Kupang— Sidang putusan sela Majelis Hakim Pengadilan Negeri Tipikor Kupang, Rabu (2/12/2020), akhirnya mengabulkan eksepsi atau nota keberatan terdakwa Ibrahim Isre terkait dugaan korupsi pengadaan Kapal Sumber Daya Kelautan dan Perikanan (Kapal Patroli).

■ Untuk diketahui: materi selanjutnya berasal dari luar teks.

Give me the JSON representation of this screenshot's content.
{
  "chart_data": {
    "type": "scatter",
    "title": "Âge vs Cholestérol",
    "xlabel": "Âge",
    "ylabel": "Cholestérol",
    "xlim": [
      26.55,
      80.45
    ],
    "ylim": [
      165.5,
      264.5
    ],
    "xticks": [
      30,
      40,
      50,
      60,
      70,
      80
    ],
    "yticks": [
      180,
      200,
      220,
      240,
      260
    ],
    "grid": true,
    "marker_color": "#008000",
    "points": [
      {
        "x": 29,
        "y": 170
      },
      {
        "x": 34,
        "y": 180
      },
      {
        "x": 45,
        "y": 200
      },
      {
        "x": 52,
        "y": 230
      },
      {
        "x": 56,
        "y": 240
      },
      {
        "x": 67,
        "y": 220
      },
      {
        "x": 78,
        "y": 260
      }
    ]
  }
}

Majelis hakim menyatakan Surat Dakwaan Penuntut Umum tidak dapat diterima karena tidak memenuhi syarat formil dan materil.
Ibrahim Isre, S.Pi ditetapkan sebagai terdakwa tindak pidana korupsi karena dianggap melawan hukum, yaitu melaksanakan kegiatan pengadaan Kapal Sumber Daya Kelautan dan Perikanan (Kapal Patroli) tidak sesuai dengan Peraturan Presiden RI Nomor 54 Tahun 2010 tentang perdagangan barang dan jasa Pemerintah, Melakukan Perbuatan Memperkaya diri sendiri atau orang lain atau korporasi, yaitu memperkaya orang lain dalam hal ini Satria Patrosiando, S.Ds, MBA selaku Direktur Utama PT. SUSANTO SOEKARDI BOARTYARD sebesar Rp. 383.012.640,00.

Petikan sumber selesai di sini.